The probability is greater than that of drawing a blue ball in the first place, \(p(B_1|I) = 0.4\). Does this make sense? Yes, it does! Here is what you should think:

  • You draw a ball without seeing it and put it in a box.

  • You draw the second ball, and you see that it is a red one.

  • This means you did not pick this red ball in the first draw.

  • So, it is as if, in the first draw, you had one less red to worry about, which increases the probability of a blue.

  • So, it is as if you had five red balls and four blue balls, giving you a probability of blue \(\frac{4}{9}\approx 0.44\).

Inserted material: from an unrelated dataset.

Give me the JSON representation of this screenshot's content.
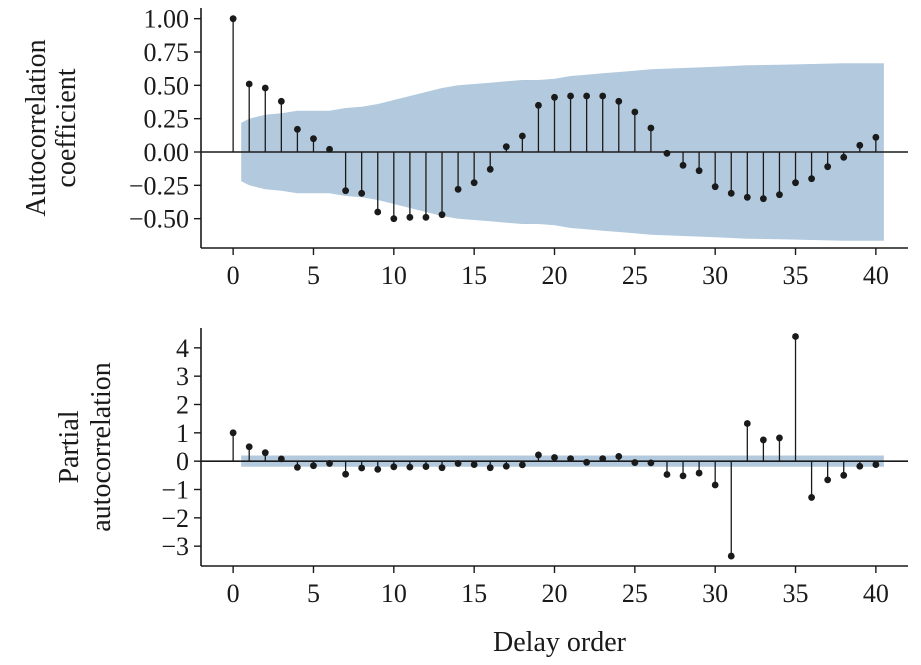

It is amazing! It agrees perfectly with the prediction of the product rule. Recall that one of our desiderata is that if you compute something in two different ways, you should get the same result. You can rest assured that it is impossible to get the wrong answer as soon as you use the product rule, the sum rule, and logic.